In our new English series, we publish a range of articles for Berlin visitors, tourists and newbies.
Are you new in town and want to know how to manoeuvre yourself through the streets of Berlin? Don’t be intimidated. Although Berlin is a large city (891.8 km squared), the people are friendly, and the area has exceptional train, tram, bus and underground services for you to use to get where you need to go.
Exploring Berlin by Bicycle (Recommended)
If you are a tourist, perhaps the best way to get around and to discover things to do in Berlin is by bike. Berlin is a great biking city – there are no steep hills and a number of bicycle paths for you to utilize all throughout the area. There are 60km of bike lanes on the city streets, 50 km of bike lanes on walking paths, 70km of bike and bus lanes, and 100km of paths for both pedestrians and bicycles. If you are a bit inexperienced at biking, be forewarned – there is almost always bicycle traffic due to their popularity in Berlin.
If you’re a traveler, viewing the tourist sites of Berlin and the smaller side streets is easy and fun via bicycle. Berlin is very beginner friendly. Though it is a good idea to bring your own map, you can always check on your location at a U-Bahn station and various bus stops.
Tip: If you are visiting Berlin and you want to travel by bicycle, you can craft your own bike maps online, choosing the least busy routes, your favourite surface to drive on, or choose a route with the least amount of traffic lights. Bicycle rentals are abundant in Berlin. You can rent one out from a shop or online for a very inexpensive price tag.
Berlin by Train: Quick and Easy
The S-Bahn is one of the quickest ways to get around the area. The S-Bahn lines S5, S7 and S75 run east and west in between Osktreuz and Westkreuz. Other lines run along a circle around the city, and there is a track running north to south via connection S1, S2, S25 from Gesundbrunnen through FriedrichstraBe to Schöneberg or Südkreuz.
The Berlin U-Bahn is an amazing way to get where you need to go. If you are not sure where you are going, don’t fret: all of the U-Bahn stations have electronic signs that will show you the time of the next train to catch and its direction. If you need to find your bearings, there are detailed maps in every U-Bahn station, and on the trains themselves. If you want a way to get around that is speedy and efficient, you will want to check out the U-Bahn.

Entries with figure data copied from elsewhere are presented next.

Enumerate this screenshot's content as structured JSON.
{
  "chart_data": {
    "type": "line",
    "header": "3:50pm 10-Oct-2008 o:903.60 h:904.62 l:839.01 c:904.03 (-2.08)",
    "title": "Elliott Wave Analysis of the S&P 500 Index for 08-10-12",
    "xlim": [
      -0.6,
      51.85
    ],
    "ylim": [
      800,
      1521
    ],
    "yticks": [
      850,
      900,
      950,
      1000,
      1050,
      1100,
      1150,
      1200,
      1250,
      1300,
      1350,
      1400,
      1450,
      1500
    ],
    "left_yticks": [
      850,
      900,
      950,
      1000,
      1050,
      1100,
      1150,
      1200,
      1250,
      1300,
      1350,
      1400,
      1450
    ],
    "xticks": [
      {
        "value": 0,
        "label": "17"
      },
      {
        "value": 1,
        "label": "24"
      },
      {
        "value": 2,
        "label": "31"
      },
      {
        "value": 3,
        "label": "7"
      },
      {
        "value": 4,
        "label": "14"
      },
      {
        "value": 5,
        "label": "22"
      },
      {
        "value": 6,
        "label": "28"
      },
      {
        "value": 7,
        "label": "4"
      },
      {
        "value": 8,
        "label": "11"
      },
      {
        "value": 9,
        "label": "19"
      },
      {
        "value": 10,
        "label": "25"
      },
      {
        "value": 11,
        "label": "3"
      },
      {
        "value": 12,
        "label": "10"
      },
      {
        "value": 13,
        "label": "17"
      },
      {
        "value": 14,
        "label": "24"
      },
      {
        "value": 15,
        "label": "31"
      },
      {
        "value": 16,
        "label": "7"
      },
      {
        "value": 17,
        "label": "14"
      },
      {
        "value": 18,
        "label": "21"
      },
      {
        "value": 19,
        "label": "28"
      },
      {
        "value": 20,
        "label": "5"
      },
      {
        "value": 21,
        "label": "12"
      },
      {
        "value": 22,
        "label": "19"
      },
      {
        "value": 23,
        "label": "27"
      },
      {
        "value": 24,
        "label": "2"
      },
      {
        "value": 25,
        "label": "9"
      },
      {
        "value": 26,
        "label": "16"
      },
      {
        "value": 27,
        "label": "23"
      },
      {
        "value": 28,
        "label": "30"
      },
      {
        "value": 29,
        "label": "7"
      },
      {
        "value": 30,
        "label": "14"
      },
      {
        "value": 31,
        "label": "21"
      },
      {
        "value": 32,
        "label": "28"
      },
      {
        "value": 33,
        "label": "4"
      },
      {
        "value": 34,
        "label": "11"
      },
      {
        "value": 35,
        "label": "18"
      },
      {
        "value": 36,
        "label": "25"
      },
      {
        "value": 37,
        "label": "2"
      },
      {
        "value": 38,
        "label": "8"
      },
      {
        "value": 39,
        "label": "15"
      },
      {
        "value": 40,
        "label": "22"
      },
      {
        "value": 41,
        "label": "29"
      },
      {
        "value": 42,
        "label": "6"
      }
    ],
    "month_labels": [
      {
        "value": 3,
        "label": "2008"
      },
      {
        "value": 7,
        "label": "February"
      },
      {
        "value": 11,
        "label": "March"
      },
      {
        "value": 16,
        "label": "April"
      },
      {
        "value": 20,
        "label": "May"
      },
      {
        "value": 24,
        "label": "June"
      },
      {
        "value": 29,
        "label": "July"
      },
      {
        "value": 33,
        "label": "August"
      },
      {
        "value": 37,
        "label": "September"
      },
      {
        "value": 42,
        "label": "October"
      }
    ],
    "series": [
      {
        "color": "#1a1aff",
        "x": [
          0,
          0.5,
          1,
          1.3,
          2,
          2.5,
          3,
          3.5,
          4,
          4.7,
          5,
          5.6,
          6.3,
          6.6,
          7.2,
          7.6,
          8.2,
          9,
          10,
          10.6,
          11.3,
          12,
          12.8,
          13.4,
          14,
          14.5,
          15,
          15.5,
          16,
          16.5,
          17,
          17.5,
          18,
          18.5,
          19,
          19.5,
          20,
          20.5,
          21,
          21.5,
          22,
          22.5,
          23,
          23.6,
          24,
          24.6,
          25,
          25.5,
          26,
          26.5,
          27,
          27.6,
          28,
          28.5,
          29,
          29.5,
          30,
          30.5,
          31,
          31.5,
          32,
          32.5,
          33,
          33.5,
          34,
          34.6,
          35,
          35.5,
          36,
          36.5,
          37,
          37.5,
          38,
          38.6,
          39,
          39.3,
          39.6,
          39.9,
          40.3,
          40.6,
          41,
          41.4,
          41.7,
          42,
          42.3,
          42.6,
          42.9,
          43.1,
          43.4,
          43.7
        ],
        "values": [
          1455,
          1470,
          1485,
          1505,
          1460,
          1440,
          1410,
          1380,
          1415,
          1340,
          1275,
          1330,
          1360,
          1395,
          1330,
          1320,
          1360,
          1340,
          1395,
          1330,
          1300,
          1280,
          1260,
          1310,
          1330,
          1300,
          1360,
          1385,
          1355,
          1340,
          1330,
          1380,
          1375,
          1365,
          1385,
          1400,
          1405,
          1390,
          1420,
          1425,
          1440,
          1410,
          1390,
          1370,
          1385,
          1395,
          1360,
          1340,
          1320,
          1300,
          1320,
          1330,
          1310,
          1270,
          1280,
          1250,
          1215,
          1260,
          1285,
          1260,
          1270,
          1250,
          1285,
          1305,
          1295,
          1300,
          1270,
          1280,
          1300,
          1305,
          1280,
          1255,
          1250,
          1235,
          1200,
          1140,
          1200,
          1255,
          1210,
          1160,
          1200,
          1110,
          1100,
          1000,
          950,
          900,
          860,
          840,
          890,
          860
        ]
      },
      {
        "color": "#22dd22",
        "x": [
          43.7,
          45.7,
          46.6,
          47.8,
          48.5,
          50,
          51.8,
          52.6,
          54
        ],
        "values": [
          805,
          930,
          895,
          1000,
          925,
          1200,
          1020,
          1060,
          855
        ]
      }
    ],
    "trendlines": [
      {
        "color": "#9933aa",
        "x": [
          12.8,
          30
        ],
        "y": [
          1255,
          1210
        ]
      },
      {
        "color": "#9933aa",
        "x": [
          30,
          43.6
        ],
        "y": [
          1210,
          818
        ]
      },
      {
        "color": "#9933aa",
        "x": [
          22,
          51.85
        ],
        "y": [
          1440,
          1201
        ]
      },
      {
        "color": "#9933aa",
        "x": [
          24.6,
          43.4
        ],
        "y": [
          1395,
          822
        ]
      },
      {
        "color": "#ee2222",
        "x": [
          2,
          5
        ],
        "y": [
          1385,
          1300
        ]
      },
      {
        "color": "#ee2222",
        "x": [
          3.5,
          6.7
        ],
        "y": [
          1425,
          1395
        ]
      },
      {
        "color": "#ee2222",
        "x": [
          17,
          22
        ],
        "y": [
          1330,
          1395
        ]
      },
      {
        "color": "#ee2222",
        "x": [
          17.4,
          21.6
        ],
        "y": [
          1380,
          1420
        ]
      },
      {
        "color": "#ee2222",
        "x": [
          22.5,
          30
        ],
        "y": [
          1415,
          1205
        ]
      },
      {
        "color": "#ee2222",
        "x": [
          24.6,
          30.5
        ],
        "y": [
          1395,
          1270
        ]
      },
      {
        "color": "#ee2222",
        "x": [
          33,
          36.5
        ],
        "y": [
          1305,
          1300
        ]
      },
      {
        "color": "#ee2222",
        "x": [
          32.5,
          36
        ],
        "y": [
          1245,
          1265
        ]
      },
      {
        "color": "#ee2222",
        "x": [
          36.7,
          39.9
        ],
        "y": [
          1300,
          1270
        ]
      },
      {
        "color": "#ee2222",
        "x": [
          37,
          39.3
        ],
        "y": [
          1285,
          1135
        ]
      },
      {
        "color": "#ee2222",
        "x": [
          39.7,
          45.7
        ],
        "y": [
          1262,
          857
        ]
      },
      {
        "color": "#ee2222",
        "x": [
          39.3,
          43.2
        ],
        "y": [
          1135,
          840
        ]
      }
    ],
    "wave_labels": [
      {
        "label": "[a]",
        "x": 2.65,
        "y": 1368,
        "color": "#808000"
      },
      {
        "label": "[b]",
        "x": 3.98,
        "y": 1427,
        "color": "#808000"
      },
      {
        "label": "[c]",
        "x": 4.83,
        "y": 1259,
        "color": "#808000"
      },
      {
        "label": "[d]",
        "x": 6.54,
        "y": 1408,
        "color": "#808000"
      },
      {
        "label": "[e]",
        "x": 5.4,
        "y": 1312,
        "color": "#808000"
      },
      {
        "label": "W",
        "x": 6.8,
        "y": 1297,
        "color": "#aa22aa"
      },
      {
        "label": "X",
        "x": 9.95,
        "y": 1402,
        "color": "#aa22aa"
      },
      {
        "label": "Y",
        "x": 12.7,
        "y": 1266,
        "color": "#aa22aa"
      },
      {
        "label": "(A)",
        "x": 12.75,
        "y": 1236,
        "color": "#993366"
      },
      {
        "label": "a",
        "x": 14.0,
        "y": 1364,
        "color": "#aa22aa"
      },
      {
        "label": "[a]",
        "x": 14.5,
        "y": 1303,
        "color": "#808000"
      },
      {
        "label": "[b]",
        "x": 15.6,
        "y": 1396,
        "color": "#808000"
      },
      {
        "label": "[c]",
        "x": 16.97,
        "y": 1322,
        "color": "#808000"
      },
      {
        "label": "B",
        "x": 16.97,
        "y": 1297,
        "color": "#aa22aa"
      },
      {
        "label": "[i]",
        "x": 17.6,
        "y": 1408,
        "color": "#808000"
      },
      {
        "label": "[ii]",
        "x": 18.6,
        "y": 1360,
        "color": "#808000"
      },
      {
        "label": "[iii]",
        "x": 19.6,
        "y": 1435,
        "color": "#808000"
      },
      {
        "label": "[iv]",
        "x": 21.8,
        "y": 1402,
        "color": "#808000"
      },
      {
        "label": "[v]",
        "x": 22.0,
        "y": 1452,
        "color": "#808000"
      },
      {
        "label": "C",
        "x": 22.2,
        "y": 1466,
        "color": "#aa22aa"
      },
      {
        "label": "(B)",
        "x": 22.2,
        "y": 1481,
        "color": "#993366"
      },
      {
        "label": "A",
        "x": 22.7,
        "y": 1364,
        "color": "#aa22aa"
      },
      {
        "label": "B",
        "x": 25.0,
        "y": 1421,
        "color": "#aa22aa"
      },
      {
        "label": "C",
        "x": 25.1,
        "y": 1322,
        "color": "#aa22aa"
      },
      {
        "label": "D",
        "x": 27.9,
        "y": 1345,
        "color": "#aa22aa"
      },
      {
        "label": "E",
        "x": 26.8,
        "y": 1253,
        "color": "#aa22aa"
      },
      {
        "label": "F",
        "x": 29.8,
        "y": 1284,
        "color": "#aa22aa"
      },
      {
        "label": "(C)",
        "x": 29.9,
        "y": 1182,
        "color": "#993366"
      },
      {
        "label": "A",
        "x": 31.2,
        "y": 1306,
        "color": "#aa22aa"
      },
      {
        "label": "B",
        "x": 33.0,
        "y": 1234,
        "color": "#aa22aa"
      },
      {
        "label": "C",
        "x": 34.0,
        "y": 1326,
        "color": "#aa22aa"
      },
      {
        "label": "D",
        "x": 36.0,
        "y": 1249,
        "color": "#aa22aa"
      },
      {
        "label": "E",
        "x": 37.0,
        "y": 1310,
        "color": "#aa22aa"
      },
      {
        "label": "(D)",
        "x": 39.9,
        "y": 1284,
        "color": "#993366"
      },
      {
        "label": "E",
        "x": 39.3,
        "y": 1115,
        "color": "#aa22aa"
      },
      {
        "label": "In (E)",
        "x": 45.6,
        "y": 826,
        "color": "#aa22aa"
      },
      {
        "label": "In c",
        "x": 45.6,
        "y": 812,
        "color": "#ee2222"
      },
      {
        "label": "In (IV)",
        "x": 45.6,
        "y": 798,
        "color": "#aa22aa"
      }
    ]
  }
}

Getting around via taxi is easy and affordable. You can hail a cab or find a taxi rank – the choice is yours. Most taxi drivers are able to speak English, and if you ask for a short trip, under two km in distance, the trip is normally only €4. Please note that to get this deal you must flag a taxi down, not get one in a taxi rank. At Tegel airport, make sure you avoid taxi scams.
Taking the Tram
Mostly located in East Berlin, the trams are fun and easy to take. If you don’t have a tram ticket when you board, you are able to buy one inside. There are two kinds of tram services to choose from. Metrotrams stop by more often and are available at night. Tram routes that are not tend to make more frequent stops and they may even include scenic single-track rides through naturally beautiful areas like the forest far east of the Mitte district, a nice choice for travelers.
Riding the Bus
Buses are considered the slowest type of public transport in Berlin, but these yellow double-decker buses will take you almost anywhere throughout the city. There are normal buses, and express buses. The express buses will be marked by an X, they do not stop at every bus stop. Travelers will want to check out bus route 100 or 200, which departs at Zoo Station or Alexanderplatz. This will take you through most of historic Berlin.
If you find yourself lost, or cannot find your way home at night, dial +49 30 19449, BVG’s customer service. The Beliner Vekehrsbetriebe (The BVG, German for Berlin Transport Company) is the main public transit company of Berlin. It oversees the U-Bahn, trams, buses and ferries. (Not the S-Bahn).
If you are asking someone for directions, bear in mind that Germans typically add the word for “park,” “square” or “street” when they mention the name of an area. So, if you do not add the word “street,” you might get directions to a different road at a different place, for example.